Abstract

Appropriate technology has emerged as a critical driver for sustainable development in developing countries where a massive population depends on small and medium-sized businesses. Appropriate technologies are energy-efficient, which corresponds to environmental sustainability. The benefits of appropriate technology may range from providing economic sustainability for availing affordable solutions in a resource-constrained environment to promoting social sustainability by fostering inclusivity of marginalized sections of the society. However, the appropriateness, which is the perceived quality of appropriate technology, largely remains unaddressed in prior research. Therefore, the current study proposes a framework to explore determinants of appropriateness and examine the interplay among them anchored on resource mobilization theory. Four case organizations of a developing country are empirically analyzed to obtain appropriateness factors from the perspectives of multiple stakeholders, namely, enterprises, developers, and users.

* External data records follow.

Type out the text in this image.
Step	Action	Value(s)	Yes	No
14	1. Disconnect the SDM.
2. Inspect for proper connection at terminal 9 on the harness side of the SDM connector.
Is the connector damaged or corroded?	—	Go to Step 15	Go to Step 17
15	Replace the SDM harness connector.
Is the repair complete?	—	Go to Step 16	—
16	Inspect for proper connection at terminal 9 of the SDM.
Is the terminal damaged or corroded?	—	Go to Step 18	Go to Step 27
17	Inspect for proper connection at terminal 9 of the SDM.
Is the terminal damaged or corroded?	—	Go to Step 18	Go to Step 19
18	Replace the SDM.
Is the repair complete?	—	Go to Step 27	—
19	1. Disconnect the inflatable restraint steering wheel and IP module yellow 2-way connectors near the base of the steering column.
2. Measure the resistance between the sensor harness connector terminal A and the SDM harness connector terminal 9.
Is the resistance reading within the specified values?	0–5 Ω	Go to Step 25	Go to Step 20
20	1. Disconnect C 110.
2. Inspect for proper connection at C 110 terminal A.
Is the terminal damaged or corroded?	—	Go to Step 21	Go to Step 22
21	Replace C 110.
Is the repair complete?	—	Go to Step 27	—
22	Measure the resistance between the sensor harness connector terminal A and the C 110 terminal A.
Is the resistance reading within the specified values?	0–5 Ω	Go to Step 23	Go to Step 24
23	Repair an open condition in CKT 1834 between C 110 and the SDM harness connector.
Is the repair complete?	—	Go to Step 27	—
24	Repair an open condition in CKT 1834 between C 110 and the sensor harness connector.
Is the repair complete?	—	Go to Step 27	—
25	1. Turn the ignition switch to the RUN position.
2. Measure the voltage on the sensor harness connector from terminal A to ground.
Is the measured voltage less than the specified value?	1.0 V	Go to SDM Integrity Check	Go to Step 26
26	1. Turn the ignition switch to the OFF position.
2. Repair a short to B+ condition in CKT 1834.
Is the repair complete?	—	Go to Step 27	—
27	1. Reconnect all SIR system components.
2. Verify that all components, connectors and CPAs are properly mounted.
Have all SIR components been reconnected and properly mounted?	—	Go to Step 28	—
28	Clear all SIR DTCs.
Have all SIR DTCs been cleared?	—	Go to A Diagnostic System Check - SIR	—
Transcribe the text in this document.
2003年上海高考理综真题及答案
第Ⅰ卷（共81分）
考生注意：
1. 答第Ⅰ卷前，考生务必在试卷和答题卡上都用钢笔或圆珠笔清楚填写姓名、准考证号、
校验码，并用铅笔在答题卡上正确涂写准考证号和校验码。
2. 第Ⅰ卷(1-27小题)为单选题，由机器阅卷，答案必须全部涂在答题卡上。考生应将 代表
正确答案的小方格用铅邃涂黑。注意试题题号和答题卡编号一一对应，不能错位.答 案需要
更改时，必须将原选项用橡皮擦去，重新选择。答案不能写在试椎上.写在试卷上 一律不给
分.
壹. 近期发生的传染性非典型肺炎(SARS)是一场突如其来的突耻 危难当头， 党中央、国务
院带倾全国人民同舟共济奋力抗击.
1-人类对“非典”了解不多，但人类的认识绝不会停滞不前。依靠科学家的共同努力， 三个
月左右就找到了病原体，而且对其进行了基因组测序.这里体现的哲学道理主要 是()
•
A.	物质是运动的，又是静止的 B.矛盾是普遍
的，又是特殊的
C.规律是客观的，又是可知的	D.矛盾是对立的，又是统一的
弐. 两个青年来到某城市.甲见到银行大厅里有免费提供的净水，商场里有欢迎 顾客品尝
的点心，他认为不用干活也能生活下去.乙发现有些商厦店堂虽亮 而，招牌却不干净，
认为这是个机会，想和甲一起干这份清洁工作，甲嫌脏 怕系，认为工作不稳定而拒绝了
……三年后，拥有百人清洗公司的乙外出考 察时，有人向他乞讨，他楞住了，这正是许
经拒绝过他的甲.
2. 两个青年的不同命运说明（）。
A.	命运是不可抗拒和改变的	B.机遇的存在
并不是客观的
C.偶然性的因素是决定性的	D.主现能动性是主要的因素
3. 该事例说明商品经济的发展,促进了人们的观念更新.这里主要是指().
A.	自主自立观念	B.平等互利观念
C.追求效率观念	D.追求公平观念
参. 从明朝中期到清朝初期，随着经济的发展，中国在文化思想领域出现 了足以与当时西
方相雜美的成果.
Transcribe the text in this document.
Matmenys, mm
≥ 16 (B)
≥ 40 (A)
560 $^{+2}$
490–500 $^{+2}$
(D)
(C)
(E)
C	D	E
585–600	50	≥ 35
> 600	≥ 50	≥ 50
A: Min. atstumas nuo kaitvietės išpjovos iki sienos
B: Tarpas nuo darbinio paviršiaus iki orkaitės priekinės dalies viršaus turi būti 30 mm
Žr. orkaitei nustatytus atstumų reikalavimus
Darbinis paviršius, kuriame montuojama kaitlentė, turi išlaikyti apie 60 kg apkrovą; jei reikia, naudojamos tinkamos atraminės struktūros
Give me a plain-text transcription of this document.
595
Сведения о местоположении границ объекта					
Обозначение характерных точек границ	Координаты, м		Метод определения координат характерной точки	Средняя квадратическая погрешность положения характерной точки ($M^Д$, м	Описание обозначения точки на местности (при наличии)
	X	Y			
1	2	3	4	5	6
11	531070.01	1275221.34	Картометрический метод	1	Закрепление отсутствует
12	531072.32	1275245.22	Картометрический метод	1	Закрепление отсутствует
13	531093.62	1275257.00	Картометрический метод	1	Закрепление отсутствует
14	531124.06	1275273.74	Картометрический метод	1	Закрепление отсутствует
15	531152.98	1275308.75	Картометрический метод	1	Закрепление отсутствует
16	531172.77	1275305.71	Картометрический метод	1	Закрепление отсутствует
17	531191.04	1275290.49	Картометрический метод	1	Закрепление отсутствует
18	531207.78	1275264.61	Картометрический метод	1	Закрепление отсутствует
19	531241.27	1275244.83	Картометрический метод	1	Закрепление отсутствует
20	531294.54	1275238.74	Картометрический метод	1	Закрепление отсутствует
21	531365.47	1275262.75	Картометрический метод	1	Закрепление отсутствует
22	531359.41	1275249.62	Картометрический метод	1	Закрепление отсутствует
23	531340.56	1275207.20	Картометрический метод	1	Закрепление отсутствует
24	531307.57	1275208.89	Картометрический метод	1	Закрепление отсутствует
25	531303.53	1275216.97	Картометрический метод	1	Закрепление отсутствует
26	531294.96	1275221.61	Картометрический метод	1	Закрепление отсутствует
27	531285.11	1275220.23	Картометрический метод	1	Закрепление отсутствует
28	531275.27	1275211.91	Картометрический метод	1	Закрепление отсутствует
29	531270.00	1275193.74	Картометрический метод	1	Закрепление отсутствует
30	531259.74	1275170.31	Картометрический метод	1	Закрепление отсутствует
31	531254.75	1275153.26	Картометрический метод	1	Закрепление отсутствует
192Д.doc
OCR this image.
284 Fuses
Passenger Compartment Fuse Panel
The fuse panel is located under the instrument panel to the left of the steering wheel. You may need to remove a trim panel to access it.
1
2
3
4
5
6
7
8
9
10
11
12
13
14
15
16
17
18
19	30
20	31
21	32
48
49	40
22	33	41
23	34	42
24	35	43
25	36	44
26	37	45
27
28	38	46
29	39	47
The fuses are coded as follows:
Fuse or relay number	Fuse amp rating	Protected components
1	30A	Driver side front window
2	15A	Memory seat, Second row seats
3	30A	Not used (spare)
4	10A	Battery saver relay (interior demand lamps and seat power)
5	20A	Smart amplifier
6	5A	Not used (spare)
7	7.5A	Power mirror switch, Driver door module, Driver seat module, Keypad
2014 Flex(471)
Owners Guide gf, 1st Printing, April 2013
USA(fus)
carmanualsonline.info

Next, a decision-making technique is applied to derive the cause-effect relationship between the identified factors. The results contribute five factors of appropriateness: technological, socio-economic, organizational, market, and environment to the literature on appropriate technology. The former three factors induce the latter two factors of appropriateness. Understanding the interplay among the indicators from a multi-stakeholder perspective assists the policymakers in facilitating the adoption of appropriate technologies at the grassroots level to achieve sustainable development goals in developing economies.